目標達成のスケジュールは逆算で組立てている

 

解説

アクションプラン作成の基本的な考え方は逆算思考です。

目標達成をゴールと設定して目標に辿り着くまでの道のりを逆算で考えていきます。

 

それぞれのステップと途中指標を整理したものがアクションプランとなります。

皆さんはガントチャートをご存知ですか?

IT企業などでプロジェクトを組んで行う場合に使う進捗確認のチャート図です。このひな形を使ってチームの目標達成のためのアクションプランに落とし込んでいきます。

 

2.解決策提示

目標達成の日から逆算してスケジュールを組み立てます。

 

・手順:
1.達成期限までに行わなくてはいけない項目を洗い出します。

各項目が細かければ細かいほど完成度が高まります。

2.それぞれの項目の完了状態を定量化します。

3.決めた期限は絶対に守ります。

 

コツ:具体的に数値化できる部分を増やすことで単なるスケジュールではなく実行計画に落とし込みます。1週間で 、が完成。を積み上げられるような小項目に分解する。

 

3.事例紹介

事業再生コンサルティングでV字回復を支援した企業は全て逆算スケジュールを立てた会社。事業再生の修羅場では金融機関の提示した期間で成果、兆しを提示できないと支援の打ち切りになる場合もある。

「いつまでに、これだけの定量成果」を提示する。言い切れなければその瞬間で終わりです。まずは、「目標達成期限の厳守。」が鉄則です。

ある食品製造業の事業再生プロジェクトでは「3ヶ月以内に都内のオーナーシェフ経営のレストランの新規顧客を30件獲得する。」と掲げた。既存顧客の売上維持は幹部に任せ、社長と営業トップが新規開拓に走り回る。設定した項目は、ダイレクトメール送付。試食サンプル送付。電話によるアポ取り。初回訪問、商談(受注)のステップだ。
しかし、実際にやってみるとオーナーとのアポ取りに難航した。というのも、ランチ営業しているレストランだと15時~17時しか電話可能な時間帯が無いからだ。営業の全社員で手分けして期限までに電話を終えた。訪問についても時間の壁が問題となった。またも、営業全社員で訪問し無事目標と掲げた30件の受注が獲得できた。金融機関も支援継続を表明した。このプロジェクトでは、社長が自ら全社員の前で目標数値と期限を掲げ進捗状況を見える化したため社員の協力が得られた。「3ヶ月後に30件獲得できたらいいな。」の願望ではなく、緻密に逆算スケジュールを組み実行したからV字回復を果たせた。

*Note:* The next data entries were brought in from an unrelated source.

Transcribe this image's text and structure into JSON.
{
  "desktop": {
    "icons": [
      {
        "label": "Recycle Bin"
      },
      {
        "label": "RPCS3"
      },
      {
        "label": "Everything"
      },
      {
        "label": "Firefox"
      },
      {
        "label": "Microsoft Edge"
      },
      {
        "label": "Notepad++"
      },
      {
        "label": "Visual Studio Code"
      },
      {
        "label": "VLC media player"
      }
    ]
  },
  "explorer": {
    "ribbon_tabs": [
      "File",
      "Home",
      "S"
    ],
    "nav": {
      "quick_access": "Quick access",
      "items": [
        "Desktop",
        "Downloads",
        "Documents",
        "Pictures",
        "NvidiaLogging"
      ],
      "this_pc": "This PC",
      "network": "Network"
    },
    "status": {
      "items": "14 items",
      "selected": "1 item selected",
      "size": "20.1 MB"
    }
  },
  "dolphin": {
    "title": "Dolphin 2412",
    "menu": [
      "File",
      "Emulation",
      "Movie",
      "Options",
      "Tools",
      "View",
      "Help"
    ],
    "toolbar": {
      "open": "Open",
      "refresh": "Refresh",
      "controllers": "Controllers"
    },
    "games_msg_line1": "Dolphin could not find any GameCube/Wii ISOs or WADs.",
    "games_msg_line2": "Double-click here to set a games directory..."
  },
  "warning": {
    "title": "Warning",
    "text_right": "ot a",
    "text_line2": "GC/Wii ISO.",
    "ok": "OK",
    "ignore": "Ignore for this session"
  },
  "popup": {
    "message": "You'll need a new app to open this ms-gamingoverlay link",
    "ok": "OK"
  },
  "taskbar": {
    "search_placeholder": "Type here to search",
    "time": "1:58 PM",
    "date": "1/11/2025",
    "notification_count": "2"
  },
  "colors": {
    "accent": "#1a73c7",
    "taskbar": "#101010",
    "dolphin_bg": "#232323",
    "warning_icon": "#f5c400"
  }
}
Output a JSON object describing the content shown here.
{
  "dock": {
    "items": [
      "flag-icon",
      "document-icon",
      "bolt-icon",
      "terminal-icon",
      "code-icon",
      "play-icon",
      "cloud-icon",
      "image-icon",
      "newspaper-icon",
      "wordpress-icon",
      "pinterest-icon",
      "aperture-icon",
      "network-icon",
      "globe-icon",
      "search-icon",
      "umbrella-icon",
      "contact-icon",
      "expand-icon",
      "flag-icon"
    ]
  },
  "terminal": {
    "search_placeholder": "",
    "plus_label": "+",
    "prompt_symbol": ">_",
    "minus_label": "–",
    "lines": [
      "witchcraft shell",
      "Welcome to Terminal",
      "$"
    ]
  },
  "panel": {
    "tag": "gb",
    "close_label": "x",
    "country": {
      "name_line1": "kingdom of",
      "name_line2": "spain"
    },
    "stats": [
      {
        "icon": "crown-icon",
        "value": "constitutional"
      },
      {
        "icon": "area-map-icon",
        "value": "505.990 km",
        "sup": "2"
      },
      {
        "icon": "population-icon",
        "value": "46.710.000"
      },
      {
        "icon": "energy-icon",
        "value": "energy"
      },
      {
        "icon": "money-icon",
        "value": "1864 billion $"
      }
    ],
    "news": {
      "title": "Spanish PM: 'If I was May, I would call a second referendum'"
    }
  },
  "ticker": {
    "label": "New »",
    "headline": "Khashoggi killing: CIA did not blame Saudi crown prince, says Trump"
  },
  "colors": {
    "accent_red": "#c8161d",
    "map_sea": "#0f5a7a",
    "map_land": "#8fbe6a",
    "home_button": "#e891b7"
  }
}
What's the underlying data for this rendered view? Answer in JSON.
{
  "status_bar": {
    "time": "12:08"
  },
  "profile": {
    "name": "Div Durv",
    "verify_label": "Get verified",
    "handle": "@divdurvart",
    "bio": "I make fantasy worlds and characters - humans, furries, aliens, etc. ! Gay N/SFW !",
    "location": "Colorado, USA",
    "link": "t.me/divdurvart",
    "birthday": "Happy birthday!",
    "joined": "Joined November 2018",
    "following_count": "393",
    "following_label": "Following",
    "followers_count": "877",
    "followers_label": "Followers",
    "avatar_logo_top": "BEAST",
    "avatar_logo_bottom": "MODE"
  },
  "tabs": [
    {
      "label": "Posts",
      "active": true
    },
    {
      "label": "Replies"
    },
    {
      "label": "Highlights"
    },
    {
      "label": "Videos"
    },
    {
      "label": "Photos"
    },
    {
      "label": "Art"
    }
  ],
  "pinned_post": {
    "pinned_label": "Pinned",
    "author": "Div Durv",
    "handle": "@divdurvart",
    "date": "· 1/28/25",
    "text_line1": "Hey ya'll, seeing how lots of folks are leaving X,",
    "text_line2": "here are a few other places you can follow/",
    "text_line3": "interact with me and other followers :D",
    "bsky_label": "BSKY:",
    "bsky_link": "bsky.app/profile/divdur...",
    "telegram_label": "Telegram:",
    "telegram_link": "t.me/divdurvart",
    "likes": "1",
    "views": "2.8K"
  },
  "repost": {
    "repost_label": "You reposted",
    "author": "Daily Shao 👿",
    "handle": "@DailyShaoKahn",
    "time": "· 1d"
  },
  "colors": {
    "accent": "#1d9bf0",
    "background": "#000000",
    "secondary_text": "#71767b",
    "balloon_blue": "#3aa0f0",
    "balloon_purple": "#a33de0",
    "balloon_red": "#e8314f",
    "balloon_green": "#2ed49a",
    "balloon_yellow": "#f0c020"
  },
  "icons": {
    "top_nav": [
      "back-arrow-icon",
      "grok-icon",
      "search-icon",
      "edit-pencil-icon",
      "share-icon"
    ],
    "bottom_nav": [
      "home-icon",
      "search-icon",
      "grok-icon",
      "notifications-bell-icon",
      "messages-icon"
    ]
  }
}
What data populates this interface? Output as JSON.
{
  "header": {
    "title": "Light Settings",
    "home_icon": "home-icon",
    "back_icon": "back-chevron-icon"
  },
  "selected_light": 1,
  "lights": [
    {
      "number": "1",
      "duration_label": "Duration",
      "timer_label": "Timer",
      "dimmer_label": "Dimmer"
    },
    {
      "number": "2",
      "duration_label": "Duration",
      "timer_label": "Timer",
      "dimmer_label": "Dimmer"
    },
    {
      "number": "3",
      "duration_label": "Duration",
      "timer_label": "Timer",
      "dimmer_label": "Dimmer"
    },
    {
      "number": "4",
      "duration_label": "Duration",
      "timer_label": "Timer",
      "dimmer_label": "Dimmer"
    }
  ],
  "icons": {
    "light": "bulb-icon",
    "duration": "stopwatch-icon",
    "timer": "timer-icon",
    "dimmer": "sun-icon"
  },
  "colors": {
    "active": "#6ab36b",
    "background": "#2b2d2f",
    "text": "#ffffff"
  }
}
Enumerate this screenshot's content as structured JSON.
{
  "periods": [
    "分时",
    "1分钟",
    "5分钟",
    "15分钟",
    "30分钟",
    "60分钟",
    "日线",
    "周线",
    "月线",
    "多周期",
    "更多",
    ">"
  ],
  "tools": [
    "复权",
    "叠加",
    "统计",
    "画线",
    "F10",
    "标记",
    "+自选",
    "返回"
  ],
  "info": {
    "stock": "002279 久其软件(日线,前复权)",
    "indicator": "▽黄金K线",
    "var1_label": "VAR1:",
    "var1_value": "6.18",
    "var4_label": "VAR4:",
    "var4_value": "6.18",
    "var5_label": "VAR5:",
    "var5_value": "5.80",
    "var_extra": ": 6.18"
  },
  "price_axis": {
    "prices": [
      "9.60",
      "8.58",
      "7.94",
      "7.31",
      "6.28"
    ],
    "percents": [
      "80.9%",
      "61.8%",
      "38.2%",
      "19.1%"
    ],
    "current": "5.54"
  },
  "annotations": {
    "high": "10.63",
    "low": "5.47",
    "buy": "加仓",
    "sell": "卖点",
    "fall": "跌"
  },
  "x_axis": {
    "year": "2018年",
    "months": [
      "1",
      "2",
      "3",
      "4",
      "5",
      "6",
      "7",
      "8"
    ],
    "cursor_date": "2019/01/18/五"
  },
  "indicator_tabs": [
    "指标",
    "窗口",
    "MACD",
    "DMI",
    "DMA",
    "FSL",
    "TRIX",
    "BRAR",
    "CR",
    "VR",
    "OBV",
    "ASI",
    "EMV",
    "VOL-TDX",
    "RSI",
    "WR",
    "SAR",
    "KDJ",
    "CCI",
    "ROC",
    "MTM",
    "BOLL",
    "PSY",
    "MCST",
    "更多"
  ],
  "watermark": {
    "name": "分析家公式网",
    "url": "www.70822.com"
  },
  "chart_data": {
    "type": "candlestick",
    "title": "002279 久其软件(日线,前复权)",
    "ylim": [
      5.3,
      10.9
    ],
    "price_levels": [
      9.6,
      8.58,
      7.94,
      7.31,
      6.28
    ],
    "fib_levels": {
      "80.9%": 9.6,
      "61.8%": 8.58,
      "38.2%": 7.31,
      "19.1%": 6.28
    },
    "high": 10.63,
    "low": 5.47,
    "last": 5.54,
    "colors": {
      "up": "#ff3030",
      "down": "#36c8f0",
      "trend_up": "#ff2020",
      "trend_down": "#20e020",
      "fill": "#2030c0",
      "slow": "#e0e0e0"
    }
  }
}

「ウチは、再生会社じゃないから関係ない。」という社長もいそうだが、期限を守れない会社であれば「まさか」の事態が起きたときに誰も支援しない。

常日頃からスケジュールを逆算思考で組み立てたい。スケジュールを逆算で組み立てる事で得られる成果は、「期限を守る」風土が醸成される。

 

4.得られる成果(評価基準)

目標達成に執着出来るようになる

 

5.実践への最初の一歩行動

期限のある仕事は分割して逆算スケジュール化する。